Réalisation d’une nouvelle enquête tous les 2 ans
Indicateur :
Suivi des actions QVT validées par regroupement 1x/trimestre
Taux de participation à l’enquête
Indicateur « épanouissement au travail » de l’enquête QVT (Diriez-vous que vous venez travailler avec plaisir, que vous êtes épanoui(e) au travail ?)
Délai : A partir du 1er novembre 2025.
Améliorer les conditions de travail aux femmes enceintes
Objectifs de progression : Adapter l’environnement de travail des femmes enceintes à leurs besoins spécifiques.
Action :
Mettre à disposition des femmes enceintes un espace dédié à l’allaitement en aménageant une salle calme, propre et équipée (chaise confortable, point d’eau, réfrigérateur) et communiquer sur l’existence de cet espace.
Indicateur :
Communication de ces mesures sur Steeple
Délai : A partir du 1er novembre 2025.
Articuler l’activité professionnelle et la responsabilité familiale
Analyse : Les parties signataires rappellent qu’il convient de concilier au mieux l’exercice de l’activité professionnelle avec la vie familiale.
Organisation de réunions
Objectifs de progression : Permettre à tous les salariés de participer aux réunions.

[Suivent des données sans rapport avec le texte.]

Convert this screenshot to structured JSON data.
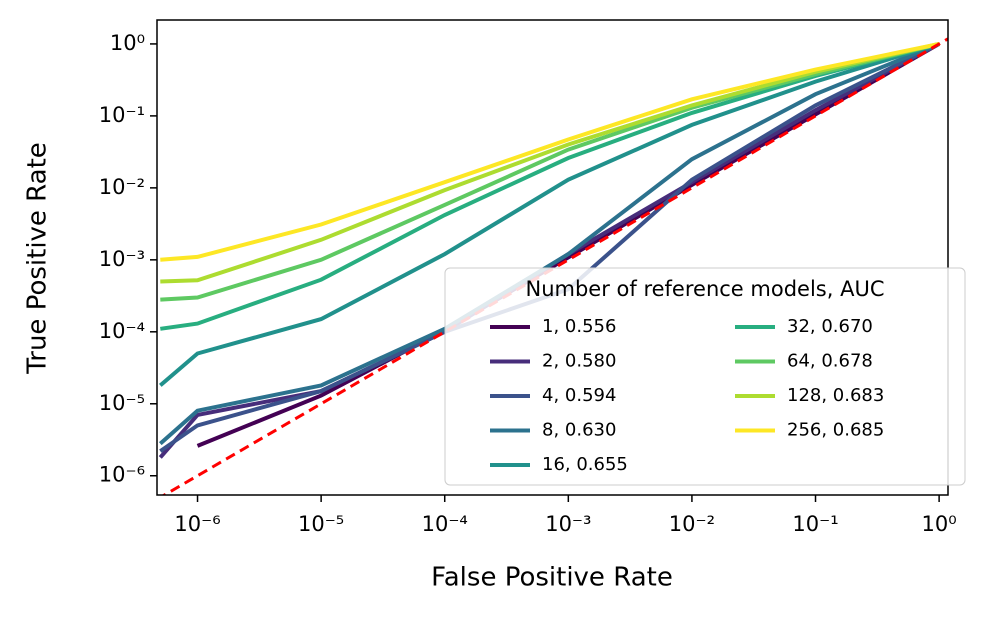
{
  "chart_data": {
    "type": "line",
    "x_label": "False Positive Rate",
    "y_label": "True Positive Rate",
    "xscale": "log",
    "yscale": "log",
    "xlim": [
      4.7e-07,
      1.18
    ],
    "ylim": [
      5.4e-07,
      2.15
    ],
    "xticks": [
      {
        "value": 1e-06,
        "label": "10⁻⁶"
      },
      {
        "value": 1e-05,
        "label": "10⁻⁵"
      },
      {
        "value": 0.0001,
        "label": "10⁻⁴"
      },
      {
        "value": 0.001,
        "label": "10⁻³"
      },
      {
        "value": 0.01,
        "label": "10⁻²"
      },
      {
        "value": 0.1,
        "label": "10⁻¹"
      },
      {
        "value": 1,
        "label": "10⁰"
      }
    ],
    "yticks": [
      {
        "value": 1e-06,
        "label": "10⁻⁶"
      },
      {
        "value": 1e-05,
        "label": "10⁻⁵"
      },
      {
        "value": 0.0001,
        "label": "10⁻⁴"
      },
      {
        "value": 0.001,
        "label": "10⁻³"
      },
      {
        "value": 0.01,
        "label": "10⁻²"
      },
      {
        "value": 0.1,
        "label": "10⁻¹"
      },
      {
        "value": 1,
        "label": "10⁰"
      }
    ],
    "legend_title": "Number of reference models, AUC",
    "x": [
      5e-07,
      1e-06,
      1e-05,
      0.0001,
      0.001,
      0.01,
      0.1,
      1
    ],
    "series": [
      {
        "name": "1, 0.556",
        "color": "#440154",
        "values": [
          null,
          2.6e-06,
          1.3e-05,
          0.000105,
          0.00108,
          0.011,
          0.105,
          1
        ]
      },
      {
        "name": "2, 0.580",
        "color": "#472d7b",
        "values": [
          1.8e-06,
          7e-06,
          1.5e-05,
          0.0001,
          0.0012,
          0.012,
          0.12,
          1
        ]
      },
      {
        "name": "4, 0.594",
        "color": "#3b528b",
        "values": [
          2.2e-06,
          5e-06,
          1.5e-05,
          0.0001,
          0.00039,
          0.013,
          0.14,
          1
        ]
      },
      {
        "name": "8, 0.630",
        "color": "#2c728e",
        "values": [
          2.8e-06,
          8e-06,
          1.8e-05,
          0.00011,
          0.0012,
          0.025,
          0.2,
          1
        ]
      },
      {
        "name": "16, 0.655",
        "color": "#21918c",
        "values": [
          1.8e-05,
          5e-05,
          0.00015,
          0.0012,
          0.013,
          0.075,
          0.3,
          1
        ]
      },
      {
        "name": "32, 0.670",
        "color": "#28ae80",
        "values": [
          0.00011,
          0.00013,
          0.00053,
          0.0042,
          0.026,
          0.11,
          0.36,
          1
        ]
      },
      {
        "name": "64, 0.678",
        "color": "#5ec962",
        "values": [
          0.00028,
          0.0003,
          0.001,
          0.0058,
          0.034,
          0.13,
          0.38,
          1
        ]
      },
      {
        "name": "128, 0.683",
        "color": "#addc30",
        "values": [
          0.0005,
          0.00052,
          0.0019,
          0.0093,
          0.04,
          0.14,
          0.41,
          1
        ]
      },
      {
        "name": "256, 0.685",
        "color": "#fde725",
        "values": [
          0.001,
          0.0011,
          0.0031,
          0.012,
          0.047,
          0.17,
          0.44,
          1
        ]
      }
    ],
    "diagonal_color": "#ff0000"
  }
}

Action : Eviter d’organiser des réunions se terminant après 18h00 l’après-midi.
Indicateur : 100 % des réunions doivent se terminer au plus tard à 18h00 l’après-midi.
Délai : A partir du 1er janvier 2014 (suite des actions définies dans le premier accord).
Absences enfant malade
Objectifs de progression : Accorder aux mères et pères ayant à charge des enfants de moins de 12 ans, 5 jours ouvrés de congé enfant malade rémunérés par an.

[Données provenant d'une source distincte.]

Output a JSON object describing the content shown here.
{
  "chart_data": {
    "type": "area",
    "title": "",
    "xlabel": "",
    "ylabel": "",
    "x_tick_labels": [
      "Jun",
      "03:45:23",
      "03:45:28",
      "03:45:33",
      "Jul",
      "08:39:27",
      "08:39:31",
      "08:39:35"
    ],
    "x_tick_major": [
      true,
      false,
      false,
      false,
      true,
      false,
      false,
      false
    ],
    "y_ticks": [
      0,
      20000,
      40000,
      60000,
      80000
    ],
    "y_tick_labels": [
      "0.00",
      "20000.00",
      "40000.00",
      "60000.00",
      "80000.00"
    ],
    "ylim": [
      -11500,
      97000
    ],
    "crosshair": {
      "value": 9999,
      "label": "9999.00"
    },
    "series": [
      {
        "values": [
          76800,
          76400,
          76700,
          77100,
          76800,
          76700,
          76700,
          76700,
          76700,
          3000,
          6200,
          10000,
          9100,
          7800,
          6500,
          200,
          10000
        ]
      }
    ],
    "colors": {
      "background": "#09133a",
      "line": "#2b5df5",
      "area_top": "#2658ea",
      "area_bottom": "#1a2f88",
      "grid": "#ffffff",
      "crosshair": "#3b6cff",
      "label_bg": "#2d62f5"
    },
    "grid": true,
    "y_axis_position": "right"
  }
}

Ces journées pourront être prises :
en cas de maladie de l’enfant, sur présentation d’un certificat médical précisant que « l’état de santé de l’enfant nécessite la présence de la maman/du papa à son chevet »
par journées entières
à condition que le conjoint de bénéficie pas de journées enfant malade en même temps (attestation à fournir).
Action : Permettre aux parents, mères et pères, qui le souhaitent de rester au chevet de leur enfant malade. Mettre en place ces 5 jours de congé enfant malade pour tous les parents ayant à charge des enfants de moins de 12 ans.
Indicateur : 100% des demandes d’absence enfant malade doivent être acceptées.
Délai : A partir du 1er juillet 2017 (suite des actions définies dans le second accord).
Droits liés à la parentalité en entreprise
Objectifs de progression : améliorer la diffusion et la compréhension des droits liés à la parentalité en entreprise, afin de garantir une information claire et accessible pour l’ensemble des salariés.
Action : Créer un guide sur les droits des salariés en matière de parentalité (fonctionnement du congé maternité, paternité, congé parental d’éducation, jours enfants malades, …) et le communiquer à l’ensemble du personnel.
Indicateur : Mise à disposition du guide sur la parentalité sur Steeple.
Délai : A partir du 1er novembre 2025.
Durée de l’accord
Durée de l’accord
Article 6 – Entrée en vigueur et durée de l’accord
L’accord entre en vigueur, conformément aux dispositions légales, à compter du lendemain de son dépôt, soit le 15/10/2025 pour une durée de 4 ans.
Article 7 – Révision - Dénonciation
Conformément à l’article L 132-7 du Code du Travail, le présent accord pourra être révisé ou dénoncé pendant la période d'application, par voie d'avenant, signé par l'ensemble des signataires et dans les mêmes formes que l'accord initial, sauf en cas de mise en conformité de l'accord à la demande de l'administration du travail.
Article 8 – Notification
Conformément à l’article L.2231-5 du Code du Travail, le texte du présent accord est notifié à l’ensemble des organisations syndicales représentatives dans l’entreprise.
Article 9 – Publicité
Le présent accord sera déposé à la DDETS via la plateforme TéléAccords, ainsi qu’au Conseil des Prud’hommes de Schiltigheim.
Cet accord est fait en nombre suffisant pour remise à chacune des parties. Son existence figurera aux emplacements réservés à la communication avec le personnel.